What’s next after it’s off the fire? Time to dump it through the filter, at least twice, usually three times to get rid of what your mum calls “sand”. Another mess-up happened one year before we had these factory-made filters. Mum thought she could make a filter, and she already had some black felt. These white ones are even made out of felt. Well, when we poured the hot boiling syrup through the black one, all this dye got washed into the syrup and, lo and behold, we had black syrup – not very appetizing at all (laughs). That was bad news; another day gone. You spend all day – boiling, boiling, boiling, cutting wood, feeding the fire, and whatya got? Dead syrup. So that was a bad day… but today is going to be a good day.
Pot to Jars
After filtering, what’s left to do? The syrup is pretty well ready to bottle after that. I sterilize the jars in the oven and boil the rings and lids on the stove. The trick is to keep the syrup warm for easy pouring.
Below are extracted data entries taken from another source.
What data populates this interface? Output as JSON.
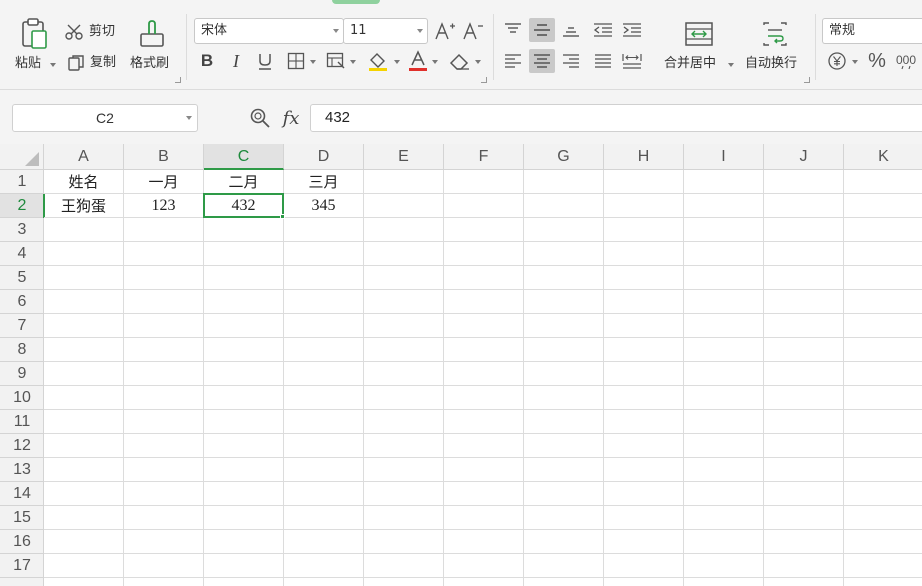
{
  "ribbon": {
    "clipboard": {
      "paste_label": "粘贴",
      "cut_label": "剪切",
      "copy_label": "复制",
      "format_painter_label": "格式刷"
    },
    "font": {
      "family": "宋体",
      "size": "11"
    },
    "alignment": {
      "merge_center_label": "合并居中",
      "wrap_text_label": "自动换行"
    },
    "number": {
      "format": "常规"
    }
  },
  "formula_bar": {
    "name_box": "C2",
    "fx_label": "fx",
    "formula_value": "432"
  },
  "sheet": {
    "columns": [
      "A",
      "B",
      "C",
      "D",
      "E",
      "F",
      "G",
      "H",
      "I",
      "J",
      "K"
    ],
    "rows": [
      "1",
      "2",
      "3",
      "4",
      "5",
      "6",
      "7",
      "8",
      "9",
      "10",
      "11",
      "12",
      "13",
      "14",
      "15",
      "16",
      "17"
    ],
    "cells": {
      "A1": "姓名",
      "B1": "一月",
      "C1": "二月",
      "D1": "三月",
      "A2": "王狗蛋",
      "B2": "123",
      "C2": "432",
      "D2": "345"
    },
    "selected_column": "C",
    "selected_row": "2"
  },
  "colors": {
    "accent_green": "#2e9a47",
    "font_color_red": "#e0302b",
    "fill_color_yellow": "#f5d300"
  }
}
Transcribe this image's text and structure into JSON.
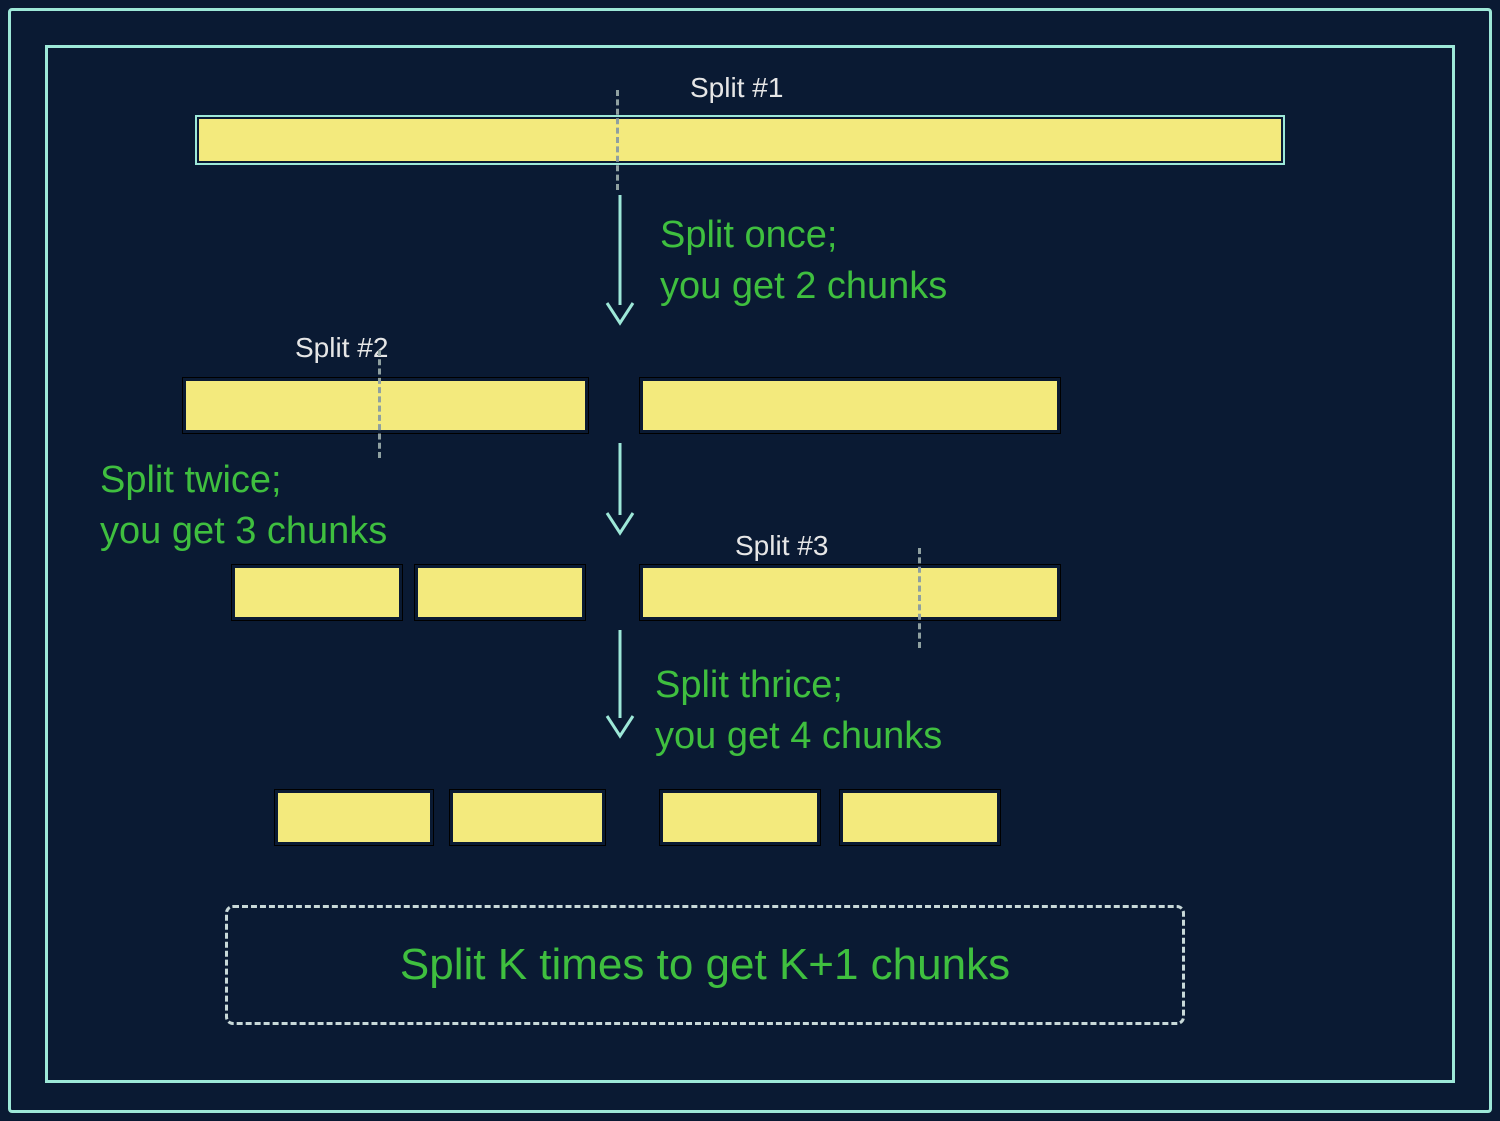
{
  "labels": {
    "split1": "Split #1",
    "split2": "Split #2",
    "split3": "Split #3"
  },
  "captions": {
    "once": "Split once;\nyou get 2 chunks",
    "twice": "Split twice;\nyou get 3 chunks",
    "thrice": "Split thrice;\nyou get 4 chunks"
  },
  "conclusion": "Split K times to get K+1 chunks",
  "colors": {
    "background": "#0a1a33",
    "frame": "#9de8d8",
    "bar": "#f3ea7d",
    "green": "#3fbf3f",
    "dash": "#8fa0a0",
    "white": "#e6e6e6"
  }
}
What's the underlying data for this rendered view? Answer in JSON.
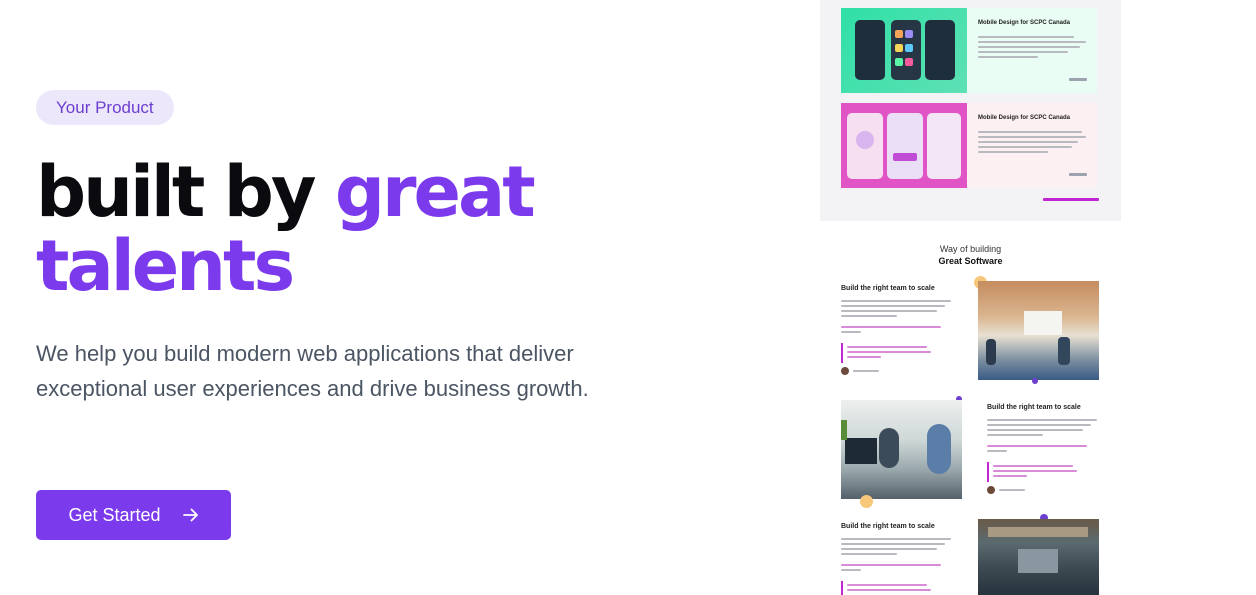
{
  "hero": {
    "badge": "Your Product",
    "headline_part1": "built by ",
    "headline_accent_1": "great",
    "headline_accent_2": "talents",
    "description": "We help you build modern web applications that deliver exceptional user experiences and drive business growth.",
    "cta_label": "Get Started",
    "cta_icon": "arrow-right-icon"
  },
  "colors": {
    "accent": "#7c3aed",
    "badge_bg": "#ede7fb",
    "heading": "#0b0b0f",
    "body_text": "#4b5563"
  },
  "preview": {
    "case_studies": [
      {
        "title": "Mobile Design for SCPC Canada"
      },
      {
        "title": "Mobile Design for SCPC Canada"
      }
    ],
    "section_title_line1": "Way of building",
    "section_title_line2": "Great Software",
    "steps": [
      {
        "title": "Build the right team to scale"
      },
      {
        "title": "Build the right team to scale"
      },
      {
        "title": "Build the right team to scale"
      }
    ]
  }
}
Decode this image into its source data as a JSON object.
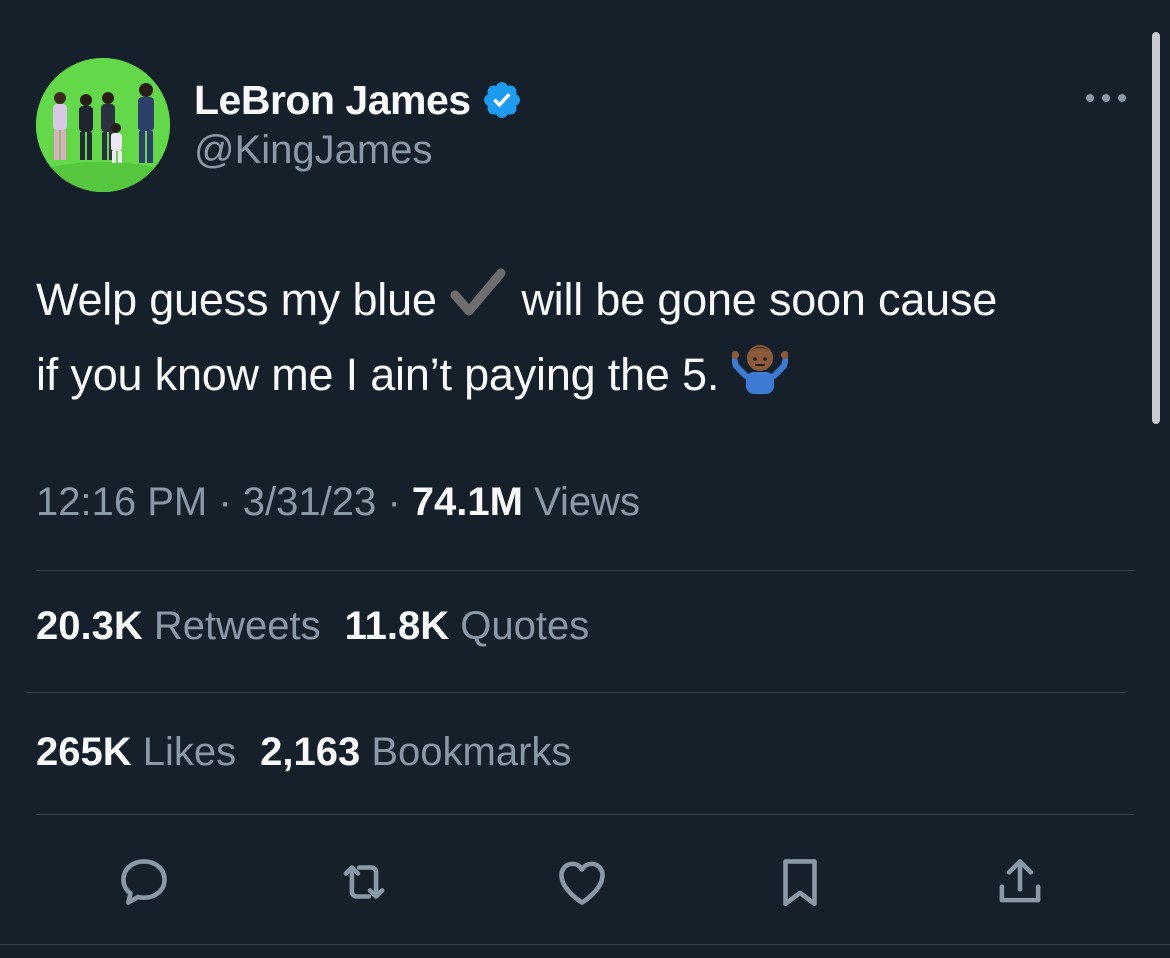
{
  "author": {
    "display_name": "LeBron James",
    "handle": "@KingJames",
    "verified_icon": "verified-badge-icon"
  },
  "tweet": {
    "line1_before": "Welp guess my blue ",
    "line1_after": " will be gone soon cause",
    "line2": "if you know me I ain’t paying the 5.",
    "emoji_checkmark": "heavy-check-mark-emoji",
    "emoji_shrug": "person-shrugging-emoji"
  },
  "meta": {
    "time": "12:16 PM",
    "sep1": " · ",
    "date": "3/31/23",
    "sep2": " · ",
    "views_count": "74.1M",
    "views_label": " Views"
  },
  "stats": {
    "retweets_count": "20.3K",
    "retweets_label": " Retweets",
    "quotes_count": "11.8K",
    "quotes_label": " Quotes",
    "likes_count": "265K",
    "likes_label": " Likes",
    "bookmarks_count": "2,163",
    "bookmarks_label": " Bookmarks"
  },
  "actions": [
    {
      "name": "reply",
      "icon": "reply-icon"
    },
    {
      "name": "retweet",
      "icon": "retweet-icon"
    },
    {
      "name": "like",
      "icon": "heart-icon"
    },
    {
      "name": "bookmark",
      "icon": "bookmark-icon"
    },
    {
      "name": "share",
      "icon": "share-icon"
    }
  ],
  "colors": {
    "background": "#15202b",
    "text_primary": "#f7f9f9",
    "text_secondary": "#8b98a5",
    "divider": "#38444d",
    "verified_blue": "#1d9bf0",
    "avatar_green": "#63d94a"
  }
}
Where do you store maple syrup? Well, I used to keep it in the cold cellar in the basement, but your mum didn’t like that, so any batches from years past are now in the freezer in the garage.
What determines the colour variations from batch to batch? Depends on how long it’s cookin’ on the fire. The longer it’s cooked, the darker it is. But also, each batch in a season becomes a bit darker than the last.
How would you rate this year’s syrup? Most excellent. I think batch #3 is the best I’ve ever made.
It was a great day, and I was able to bring some of the #4 Julie Dad batch back to Toronto for syrup loving friends.